Gaetan du Cheyne is a bit of a loser. A mechanic on starships, he’s no randier than many a male, but he can’t keep any of his many lovers. In fact, apart from the artificial intelligences inhabiting his spacesuit and work tools, he doesn’t have any friends. But he does have a bit of luck when corporate intrigue and technological progress put one of the first faster than light starships in his possession.
He heads out to the colony world of his childhood dreams, Green Heaven. And there he finds a world of great beauty, women he wants to bed, his first friend, and aliens being hunted to extinction and exploited in other ways.

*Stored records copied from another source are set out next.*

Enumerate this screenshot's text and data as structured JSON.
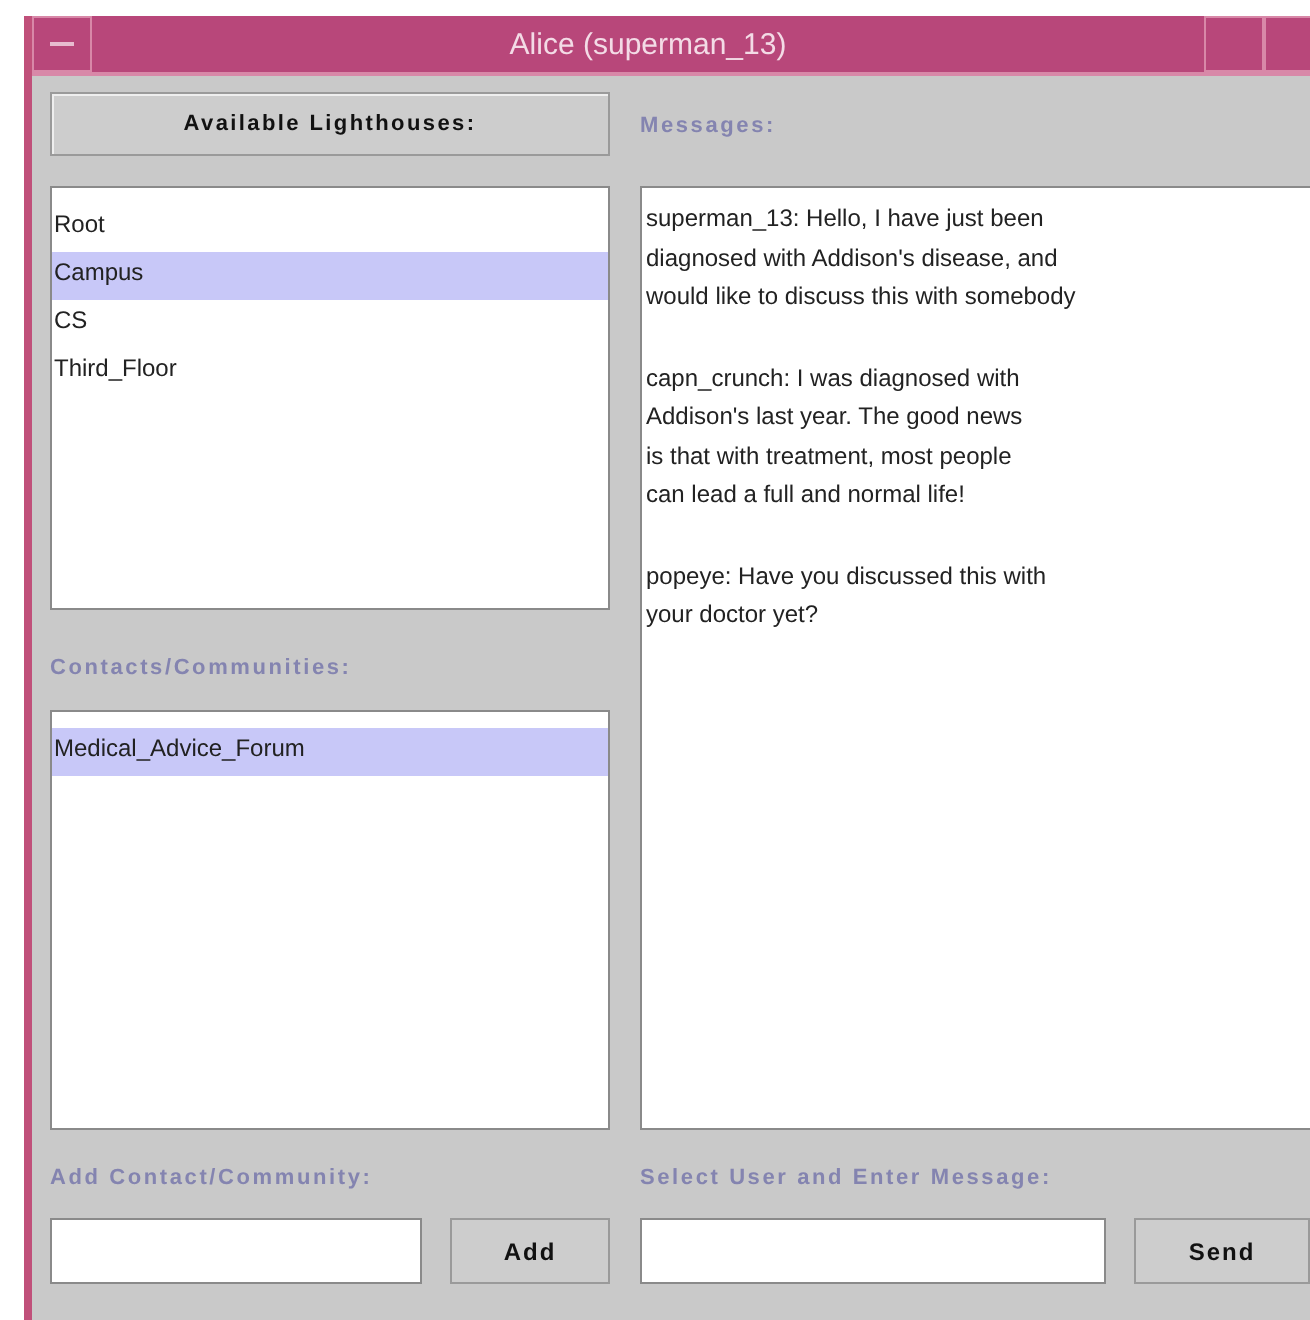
{
  "window": {
    "title": "Alice (superman_13)"
  },
  "lighthouses": {
    "button": "Available Lighthouses:",
    "items": [
      {
        "label": "Root",
        "selected": false
      },
      {
        "label": "Campus",
        "selected": true
      },
      {
        "label": "CS",
        "selected": false
      },
      {
        "label": "Third_Floor",
        "selected": false
      }
    ]
  },
  "contacts": {
    "label": "Contacts/Communities:",
    "items": [
      {
        "label": "Medical_Advice_Forum",
        "selected": true
      }
    ]
  },
  "messages": {
    "label": "Messages:",
    "items": [
      {
        "lines": [
          "superman_13: Hello, I have just been",
          "diagnosed with Addison's disease, and",
          "would like to discuss this with somebody"
        ]
      },
      {
        "lines": [
          "capn_crunch: I was diagnosed with",
          "Addison's last year. The good news",
          "is that with treatment, most people",
          "can lead a full and normal life!"
        ]
      },
      {
        "lines": [
          "popeye: Have you discussed this with",
          "your doctor yet?"
        ]
      }
    ]
  },
  "add_contact": {
    "label": "Add Contact/Community:",
    "button": "Add"
  },
  "send": {
    "label": "Select User and Enter Message:",
    "button": "Send"
  }
}
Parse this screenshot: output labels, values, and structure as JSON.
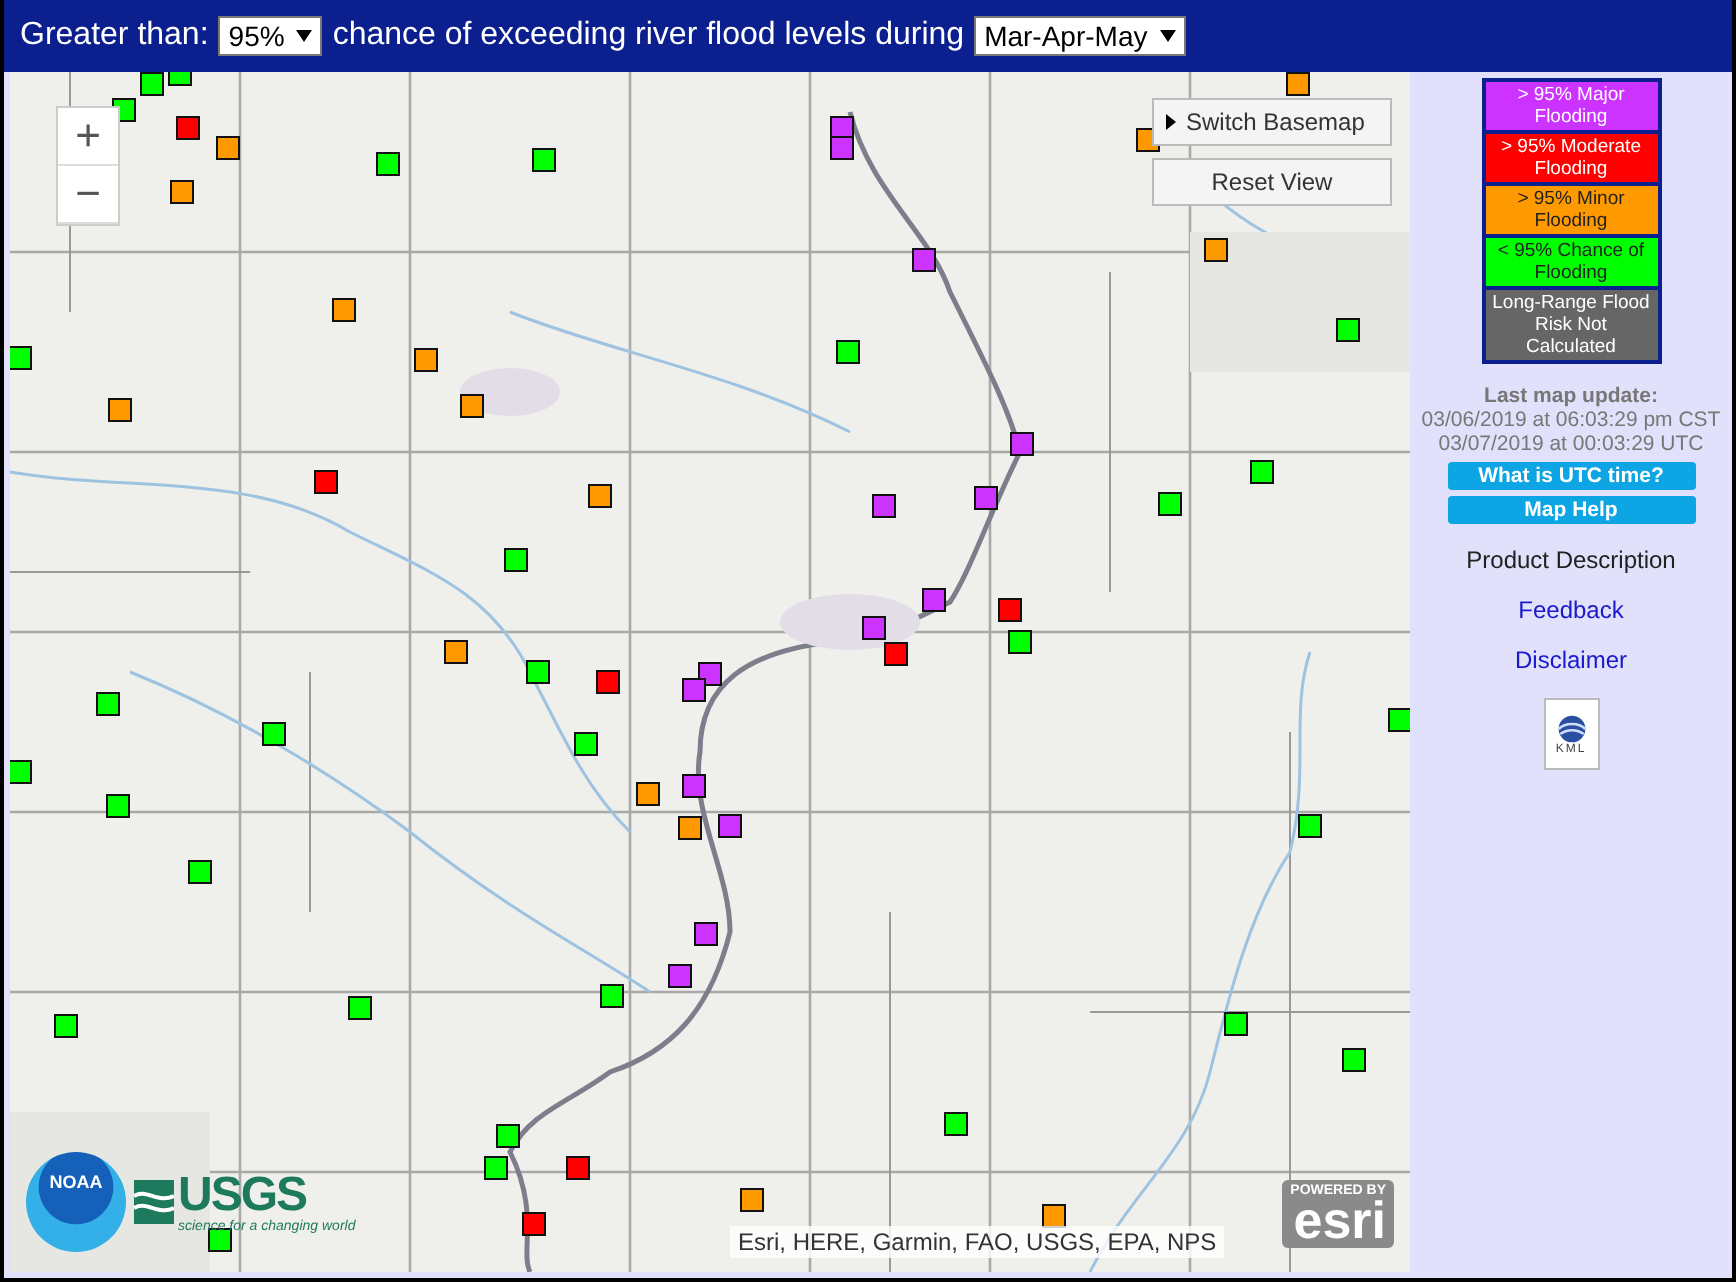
{
  "header": {
    "label_before": "Greater than:",
    "threshold": "95%",
    "label_after": "chance of exceeding river flood levels during",
    "period": "Mar-Apr-May"
  },
  "map": {
    "zoom_in": "+",
    "zoom_out": "−",
    "switch_basemap": "Switch Basemap",
    "reset_view": "Reset View",
    "attribution": "Esri, HERE, Garmin, FAO, USGS, EPA, NPS",
    "logos": {
      "noaa": "NOAA",
      "usgs": "USGS",
      "usgs_tagline": "science for a changing world",
      "esri_top": "POWERED BY",
      "esri": "esri"
    },
    "markers": [
      {
        "color": "#00ff00"
      },
      {
        "color": "#00ff00"
      },
      {
        "color": "#00ff00"
      },
      {
        "color": "#ff0000"
      },
      {
        "color": "#ff9900"
      },
      {
        "color": "#00ff00"
      },
      {
        "color": "#ff9900"
      },
      {
        "color": "#00ff00"
      },
      {
        "color": "#cc33ff"
      },
      {
        "color": "#cc33ff"
      },
      {
        "color": "#ff9900"
      },
      {
        "color": "#ff9900"
      },
      {
        "color": "#cc33ff"
      },
      {
        "color": "#ff9900"
      },
      {
        "color": "#00ff00"
      },
      {
        "color": "#ff9900"
      },
      {
        "color": "#ff9900"
      },
      {
        "color": "#00ff00"
      },
      {
        "color": "#ff9900"
      },
      {
        "color": "#ff9900"
      },
      {
        "color": "#00ff00"
      },
      {
        "color": "#cc33ff"
      },
      {
        "color": "#00ff00"
      },
      {
        "color": "#ff0000"
      },
      {
        "color": "#ff9900"
      },
      {
        "color": "#cc33ff"
      },
      {
        "color": "#cc33ff"
      },
      {
        "color": "#00ff00"
      },
      {
        "color": "#00ff00"
      },
      {
        "color": "#cc33ff"
      },
      {
        "color": "#cc33ff"
      },
      {
        "color": "#ff0000"
      },
      {
        "color": "#00ff00"
      },
      {
        "color": "#ff0000"
      },
      {
        "color": "#ff9900"
      },
      {
        "color": "#00ff00"
      },
      {
        "color": "#ff0000"
      },
      {
        "color": "#cc33ff"
      },
      {
        "color": "#cc33ff"
      },
      {
        "color": "#00ff00"
      },
      {
        "color": "#00ff00"
      },
      {
        "color": "#00ff00"
      },
      {
        "color": "#00ff00"
      },
      {
        "color": "#00ff00"
      },
      {
        "color": "#ff9900"
      },
      {
        "color": "#cc33ff"
      },
      {
        "color": "#ff9900"
      },
      {
        "color": "#cc33ff"
      },
      {
        "color": "#00ff00"
      },
      {
        "color": "#00ff00"
      },
      {
        "color": "#00ff00"
      },
      {
        "color": "#cc33ff"
      },
      {
        "color": "#cc33ff"
      },
      {
        "color": "#00ff00"
      },
      {
        "color": "#00ff00"
      },
      {
        "color": "#00ff00"
      },
      {
        "color": "#00ff00"
      },
      {
        "color": "#00ff00"
      },
      {
        "color": "#00ff00"
      },
      {
        "color": "#00ff00"
      },
      {
        "color": "#ff0000"
      },
      {
        "color": "#ff0000"
      },
      {
        "color": "#ff9900"
      },
      {
        "color": "#00ff00"
      },
      {
        "color": "#ff9900"
      },
      {
        "color": "#00ff00"
      }
    ]
  },
  "legend": [
    {
      "label": "> 95% Major Flooding",
      "color": "#cc33ff"
    },
    {
      "label": "> 95% Moderate Flooding",
      "color": "#ff0000"
    },
    {
      "label": "> 95% Minor Flooding",
      "color": "#ff9900"
    },
    {
      "label": "< 95% Chance of Flooding",
      "color": "#00ff00"
    },
    {
      "label": "Long-Range Flood Risk Not Calculated",
      "color": "#666666"
    }
  ],
  "last_update": {
    "title": "Last map update:",
    "local": "03/06/2019 at 06:03:29 pm CST",
    "utc": "03/07/2019 at 00:03:29 UTC"
  },
  "buttons": [
    "What is UTC time?",
    "Map Help"
  ],
  "links": [
    {
      "label": "Product Description",
      "kind": "plain"
    },
    {
      "label": "Feedback",
      "kind": "link"
    },
    {
      "label": "Disclaimer",
      "kind": "link"
    }
  ],
  "kml_label": "KML"
}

That the threatened aliens turn out to be sentient will come as no surprise given that the book is dedicated to H. Beam Piper’s Little Fuzzy series which dealt with the same topic. The theme of exploitation, especially of a sexual nature, is something of specialty with Barton, so we get the dollies – little “cowgirl” aliens who look like small, velvet covered women, their pheromones and anatomy making them irresistible sexual toys for men. And it is this race, enmeshed in a terrible relationship with another sentient race on Green Heaven, and Gaetan’s feelings about it, which are the moral pivots of this novel. Gaetan’s alien friend, a rogue member of a race capable of a telepathic-like rapport with other life – including the ones they literally suck the life juices out of, turns out to have secret. As above, so below. Gaetan’s struggle to find the ethics of what to do for the sentients exploited by man turn out to be mirrored, in the novel’s last quarter, by others considering man’s fate.
Barton has been described as an author of nihilistic space opera. There is certainly, with vast interstellar wars, credible physics jargon, and superweapons aplenty, space opera here. And there is nihilism of a sort in that nothing is forever, all effort and accomplishment is doomed, all sentient life is ensnared by history and biology in a tragedy. But there is no ethical nihilism in that the novel calls for moral choices, acts of conscience.
Barton leaves a lot of external plot elements unresolved at story’s end, but the novel isn’t about outcomes. It’s about whether one flawed man, Gaetan, is going to make a choice and what that choice will be.